What does a linguistic ethnographer do?
A linguistic ethnographer’s research tools (aside from pen and notebook) are not always evident. This post briefly explains these tools and how they can be used by anyone.
When I get to chatting with the barista at my neighborhood coffee bar, or the baker where I get my daily bread, or parents at my kids’ schools—themselves doctors, nurses, restaurateurs, lawyers, teachers—I sometimes accidentally find myself using words like “transnational” or “diaspora” or “semiotic” in casual conversation. When this first happens—maybe thanks to a combination of my foreign accent, my permanently disheveled look, and my decidedly weird word usage—they inevitably pause a second, tilt their heads to the side, and ask: “What is it that you do, again?”
When they ask this, I’m often immersed in digesting a journal article that recently blew my mind, obsessing over some linguistic-ideological phenomenon I came across on TikTok, or mentally picking apart an interaction I witnessed during my fieldwork, so I occasionally have an out-of-body experience while attempting to answer this question and realize, “Wow, they think I’m insane.” Or, worse, “They think I’m being really pretentious.”
“I…((panicking, cringing)) am a linguistic anthropologist” (Disclaimer: I am actually an educational linguist …)
((Hm...)) “I study how people talk.”
“Oh. I thought you were an English teacher.”
“I used to be, but now I’m doing a research project about something else.”
((long pause)) “…oh”
((gritting teeth, cringing)) “Heh. … What do you do?”

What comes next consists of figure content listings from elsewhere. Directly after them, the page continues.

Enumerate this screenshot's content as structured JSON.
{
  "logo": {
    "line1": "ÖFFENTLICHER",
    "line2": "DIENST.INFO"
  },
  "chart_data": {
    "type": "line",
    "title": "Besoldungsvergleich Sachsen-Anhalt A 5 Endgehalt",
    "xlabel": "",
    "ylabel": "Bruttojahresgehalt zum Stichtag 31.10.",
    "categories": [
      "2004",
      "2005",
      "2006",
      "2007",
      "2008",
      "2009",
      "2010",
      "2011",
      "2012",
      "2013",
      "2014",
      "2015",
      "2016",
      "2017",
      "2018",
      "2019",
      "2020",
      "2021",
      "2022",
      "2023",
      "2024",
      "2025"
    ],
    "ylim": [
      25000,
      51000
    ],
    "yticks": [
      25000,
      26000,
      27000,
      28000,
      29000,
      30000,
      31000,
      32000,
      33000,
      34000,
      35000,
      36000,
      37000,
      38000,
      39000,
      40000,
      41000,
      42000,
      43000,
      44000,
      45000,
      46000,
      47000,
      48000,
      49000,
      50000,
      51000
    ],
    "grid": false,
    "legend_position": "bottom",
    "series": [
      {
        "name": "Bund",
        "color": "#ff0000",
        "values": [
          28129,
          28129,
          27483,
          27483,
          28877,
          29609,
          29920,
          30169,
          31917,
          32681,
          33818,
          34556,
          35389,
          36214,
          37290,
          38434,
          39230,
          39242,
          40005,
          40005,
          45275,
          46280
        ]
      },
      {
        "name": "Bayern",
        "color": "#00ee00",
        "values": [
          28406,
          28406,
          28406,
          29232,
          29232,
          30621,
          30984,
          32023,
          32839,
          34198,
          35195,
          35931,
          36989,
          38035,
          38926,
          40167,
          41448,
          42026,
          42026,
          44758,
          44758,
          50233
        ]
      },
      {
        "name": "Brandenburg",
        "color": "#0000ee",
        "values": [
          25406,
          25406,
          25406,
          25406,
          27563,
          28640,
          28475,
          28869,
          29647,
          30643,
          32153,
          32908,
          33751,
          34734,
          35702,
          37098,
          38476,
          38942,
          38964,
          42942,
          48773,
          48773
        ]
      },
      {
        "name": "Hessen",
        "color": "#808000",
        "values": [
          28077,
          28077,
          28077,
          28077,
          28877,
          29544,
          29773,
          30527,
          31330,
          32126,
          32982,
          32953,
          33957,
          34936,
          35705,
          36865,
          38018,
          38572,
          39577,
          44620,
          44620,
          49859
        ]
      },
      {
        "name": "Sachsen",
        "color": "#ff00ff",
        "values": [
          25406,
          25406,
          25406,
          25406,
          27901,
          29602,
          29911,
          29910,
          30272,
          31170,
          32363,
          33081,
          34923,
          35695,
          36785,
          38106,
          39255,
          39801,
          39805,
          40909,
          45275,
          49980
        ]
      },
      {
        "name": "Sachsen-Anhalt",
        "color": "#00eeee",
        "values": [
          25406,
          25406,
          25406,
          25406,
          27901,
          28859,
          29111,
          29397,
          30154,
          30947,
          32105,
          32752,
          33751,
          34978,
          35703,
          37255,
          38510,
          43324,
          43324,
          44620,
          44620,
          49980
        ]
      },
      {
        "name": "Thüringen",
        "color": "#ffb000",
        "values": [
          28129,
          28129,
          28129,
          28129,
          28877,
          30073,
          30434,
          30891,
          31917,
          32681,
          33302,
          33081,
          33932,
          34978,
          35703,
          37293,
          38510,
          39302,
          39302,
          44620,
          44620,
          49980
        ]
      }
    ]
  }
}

On a personal level, these conversations can be downright painful, awkward, even alienating. But as far as linguistic ethnography is concerned, everyday awkward conversations like this one are THE BEST. What I mean is that they give us a lot to think about and they provide incredibly rich sources of data. For me, wearing my linguistic anthropologist hat, the more awkward an interaction, the better! Awkwardness is a linguistic anthropologist’s bread and butter. As an outside observer—and also as a participant having an out-of-body moment of clarity—a good ethnographer doesn’t get scared off by awkwardness, but always asks herself, “What is going on here?” Why is this interaction breaking down? Who are these people? Who are they being right now? What identities are they performing for each other? Which repertoires are they using for these performances? Which shared cultural frameworks are they trying to tap into by using these repertoires? What kind of meaning are they drawing from this interaction? What social purpose does this interaction serve? The questions go on and on.
Once you start to look at your everyday interactions through the lens of language, you might start to see things in a different way. Of course, this isn’t some special skill that needs to be learned via highly specialized training. We all do it all the time. In fact, Citizen Sociolinguistics draws specifically on non-linguists’ everyday wonderings and intuitions about language in an attempt to make traditional research more robust, more complete, and more engaged/engaging. As an added benefit Citizen Sociolinguistic observations are often more understandable and, let’s be honest, more fun than the kind of thing a Regular Sociolinguist might publish. Here’s an old favorite of mine.
So, in summary: Hi. I’m your friendly neighborhood linguistic anthropologist. I’m just trying to understand what’s going on here. Do you have five minutes to grab a coffee? I promise I’ll try not to make it awkward!